At least 30 times, the Bible expresses God’s concern for the parentless. But that’s not just to tell us something interesting about God. It’s to call God’s people to action. Israel’s law demanded care for orphans. They weren’t to be taken advantage of. The community was to provide for them. The prophets often called the people to task for failing in their responsibility for vulnerable members of society like those without families. Because God shows partiality to the parentless, his people are to be partial to the parentless as well. And, in fact, God usually chooses to care for the parentless through his people. Isaiah told his hearers that they were to take up the cause of the fatherless. At the other end of the Bible, James tells his readers that any faith that doesn’t lead us to care for orphans isn’t worth much to God.
Davion’s plea generated 10,000 calls, according to his social worker. That’s 10,000 people who have enquired about adopting Davion. He’ll almost certainly find the family he’s looking for, and that’s such good news. But it’s also worth pointing out that if all 10,000 of those families adopted ten children each, there would still be over 1,000 kids looking for a family. And that’s just in America.

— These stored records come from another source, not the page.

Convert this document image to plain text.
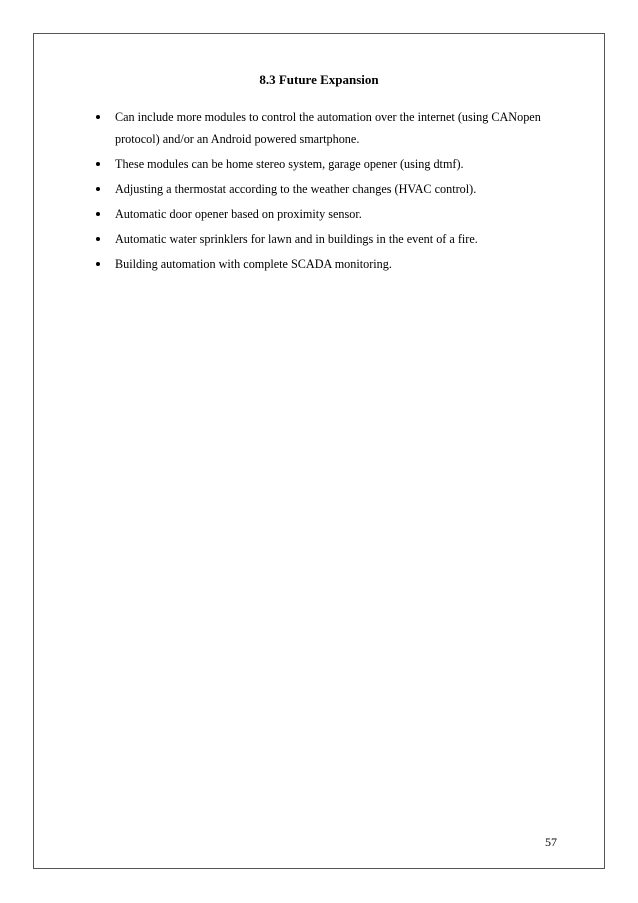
8.3 Future Expansion
Can include more modules to control the automation over the internet (using CANopen protocol) and/or an Android powered smartphone.
These modules can be home stereo system, garage opener (using dtmf).
Adjusting a thermostat according to the weather changes (HVAC control).
Automatic door opener based on proximity sensor.
Automatic water sprinklers for lawn and in buildings in the event of a fire.
Building automation with complete SCADA monitoring.
57
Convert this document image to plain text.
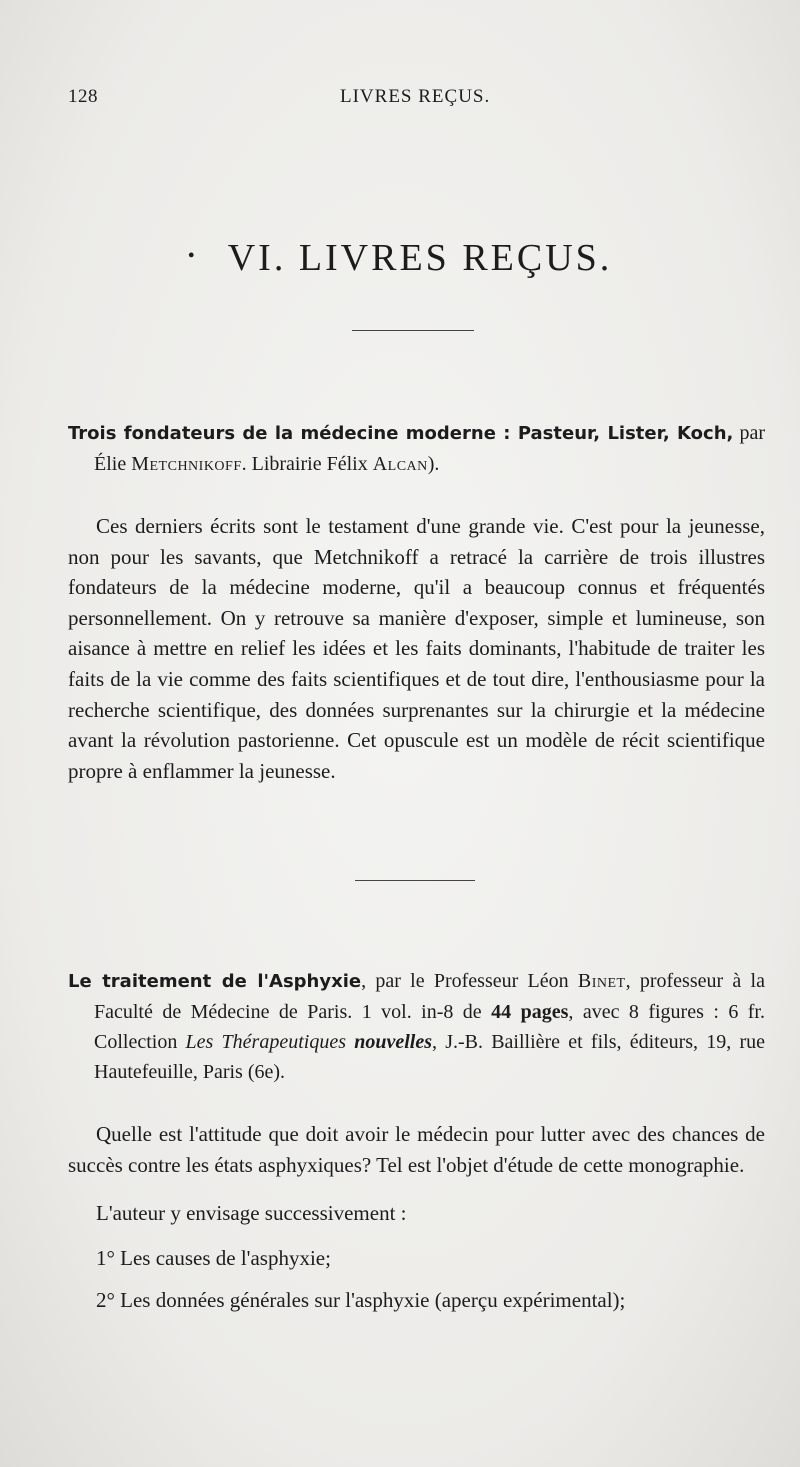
128	LIVRES REÇUS.
• VI. LIVRES REÇUS.
Trois fondateurs de la médecine moderne : Pasteur, Lister, Koch, par Élie Metchnikoff. Librairie Félix Alcan).

Ces derniers écrits sont le testament d'une grande vie. C'est pour la jeunesse, non pour les savants, que Metchnikoff a retracé la carrière de trois illustres fondateurs de la médecine moderne, qu'il a beaucoup connus et fréquentés personnellement. On y retrouve sa manière d'exposer, simple et lumineuse, son aisance à mettre en relief les idées et les faits dominants, l'habitude de traiter les faits de la vie comme des faits scientifiques et de tout dire, l'enthousiasme pour la recherche scientifique, des données surprenantes sur la chirurgie et la médecine avant la révolution pastorienne. Cet opuscule est un modèle de récit scientifique propre à enflammer la jeunesse.

Le traitement de l'Asphyxie, par le Professeur Léon Binet, professeur à la Faculté de Médecine de Paris. 1 vol. in-8 de 44 pages, avec 8 figures : 6 fr. Collection Les Thérapeutiques nouvelles, J.-B. Baillière et fils, éditeurs, 19, rue Hautefeuille, Paris (6e).

Quelle est l'attitude que doit avoir le médecin pour lutter avec des chances de succès contre les états asphyxiques? Tel est l'objet d'étude de cette monographie.

L'auteur y envisage successivement :

1° Les causes de l'asphyxie;

2° Les données générales sur l'asphyxie (aperçu expérimental);
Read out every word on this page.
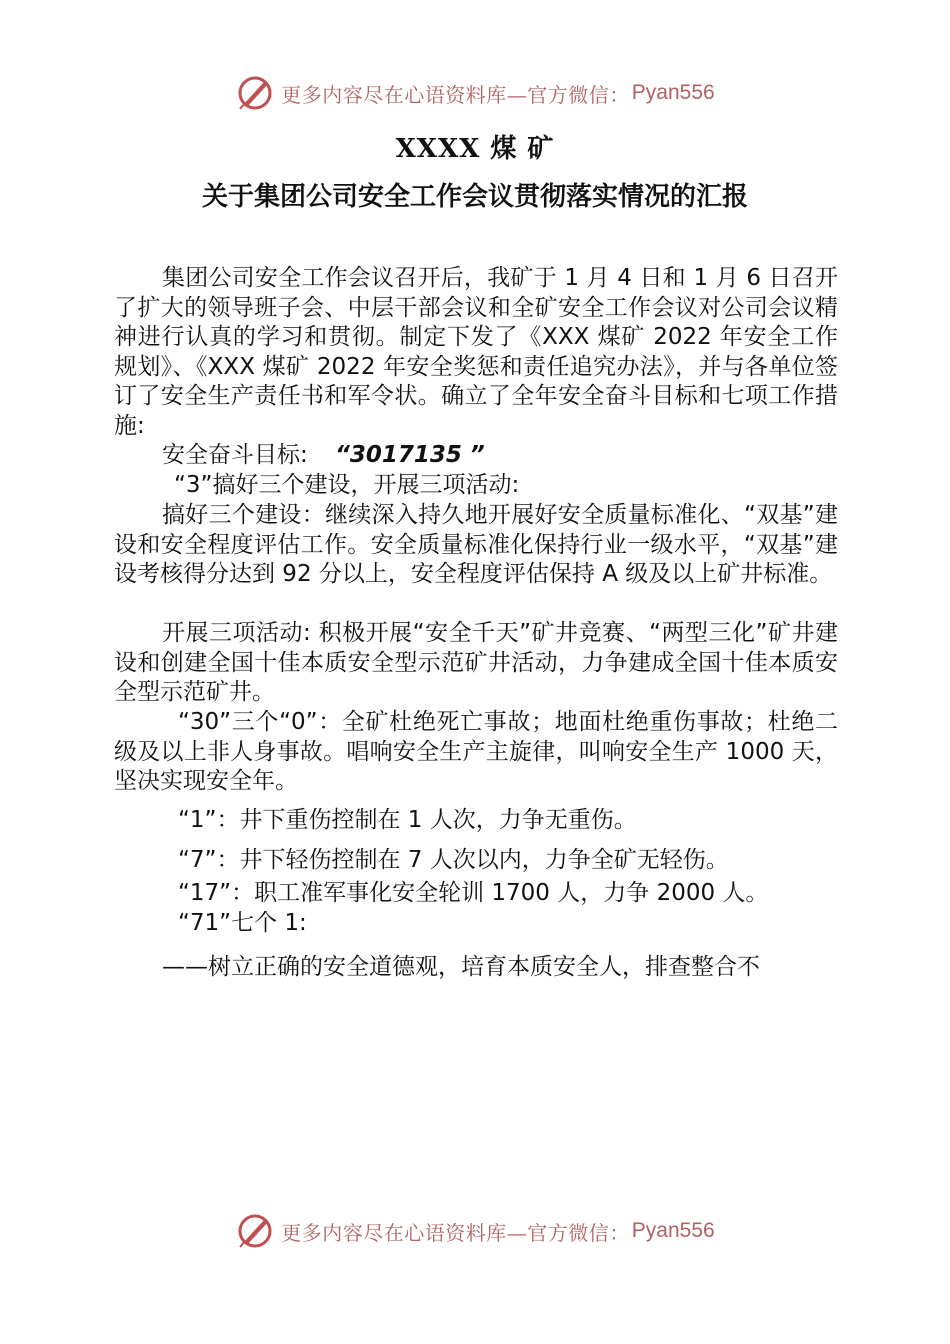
更多内容尽在心语资料库—官方微信： Pyan556
XXXX 煤 矿
关于集团公司安全工作会议贯彻落实情况的汇报

集团公司安全工作会议召开后，我矿于 1 月 4 日和 1 月 6 日召开了扩大的领导班子会、中层干部会议和全矿安全工作会议对公司会议精神进行认真的学习和贯彻。制定下发了《XXX 煤矿 2022 年安全工作规划》、《XXX 煤矿 2022 年安全奖惩和责任追究办法》，并与各单位签订了安全生产责任书和军令状。确立了全年安全奋斗目标和七项工作措施:

安全奋斗目标: “3017135 ”
“3”搞好三个建设，开展三项活动:

搞好三个建设：继续深入持久地开展好安全质量标准化、“双基”建设和安全程度评估工作。安全质量标准化保持行业一级水平，“双基”建设考核得分达到 92 分以上，安全程度评估保持 A 级及以上矿井标准。

开展三项活动: 积极开展“安全千天”矿井竞赛、“两型三化”矿井建设和创建全国十佳本质安全型示范矿井活动，力争建成全国十佳本质安全型示范矿井。

“30”三个“0”：全矿杜绝死亡事故；地面杜绝重伤事故；杜绝二级及以上非人身事故。唱响安全生产主旋律，叫响安全生产 1000 天，坚决实现安全年。

“1”：井下重伤控制在 1 人次，力争无重伤。
“7”：井下轻伤控制在 7 人次以内，力争全矿无轻伤。
“17”：职工准军事化安全轮训 1700 人，力争 2000 人。
“71”七个 1:
——树立正确的安全道德观，培育本质安全人，排查整合不
更多内容尽在心语资料库—官方微信： Pyan556
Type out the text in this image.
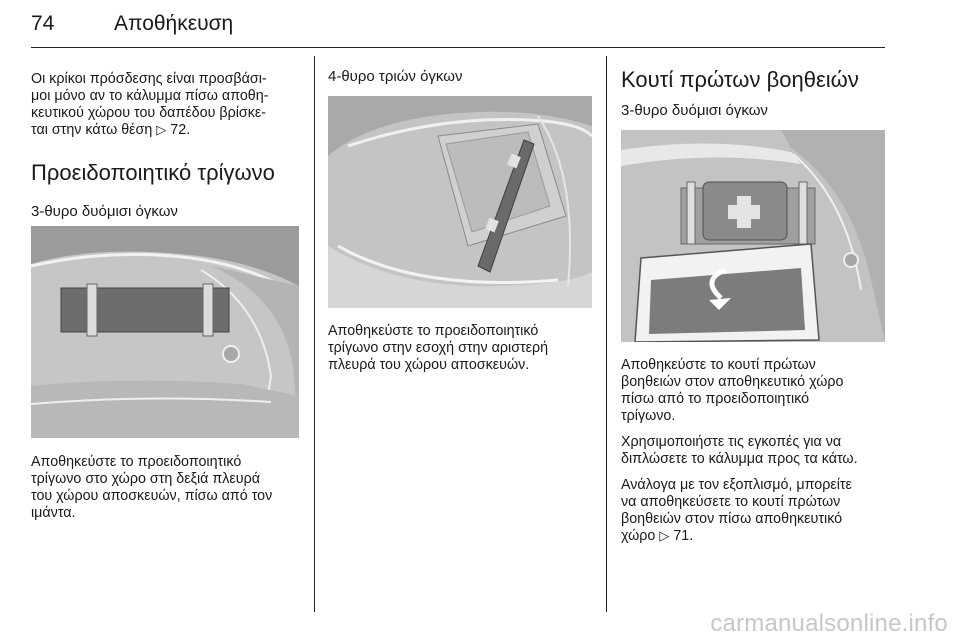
74	Αποθήκευση

Οι κρίκοι πρόσδεσης είναι προσβάσι-

μοι μόνο αν το κάλυμμα πίσω αποθη-

κευτικού χώρου του δαπέδου βρίσκε-

ται στην κάτω θέση ▷ 72.

Προειδοποιητικό τρίγωνο
3-θυρο δυόμισι όγκων

Αποθηκεύστε το προειδοποιητικό

τρίγωνο στο χώρο στη δεξιά πλευρά

του χώρου αποσκευών, πίσω από τον

ιμάντα.

4-θυρο τριών όγκων

Αποθηκεύστε το προειδοποιητικό

τρίγωνο στην εσοχή στην αριστερή

πλευρά του χώρου αποσκευών.

Κουτί πρώτων βοηθειών
3-θυρο δυόμισι όγκων

Αποθηκεύστε το κουτί πρώτων

βοηθειών στον αποθηκευτικό χώρο

πίσω από το προειδοποιητικό

τρίγωνο.

Χρησιμοποιήστε τις εγκοπές για να

διπλώσετε το κάλυμμα προς τα κάτω.

Ανάλογα με τον εξοπλισμό, μπορείτε

να αποθηκεύσετε το κουτί πρώτων

βοηθειών στον πίσω αποθηκευτικό

χώρο ▷ 71.

carmanualsonline.info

Not everyone can, or should, adopt a child - though it might not be as overwhelming as it seems at first blush. But let’s be sure to be supportive of families in our churches that do choose to adopt. Let’s encourage them, pray with them, and help them in every way we can.
Let’s be sure to support organizations that help place orphans with families, or organizations that work with the foster system to try to reunite families, or organizations that try to be a family for orphaned children. Our money, our presence, our love will help to put hands and faces on God’s love for the parentless.
And let’s not forget that there are plenty of adults who are alone. Their families have pushed them aside. They’re alone in nursing homes, in institutions, in prisons. Some of them are even all alone in nice houses in the suburbs. They would love to believe that they matter to someone, especially to God, but they see no reason to think so.
“It's not really cool not to have anybody,” says Davion. He would know.
In the name of Jesus, may we help to set the lonely in families.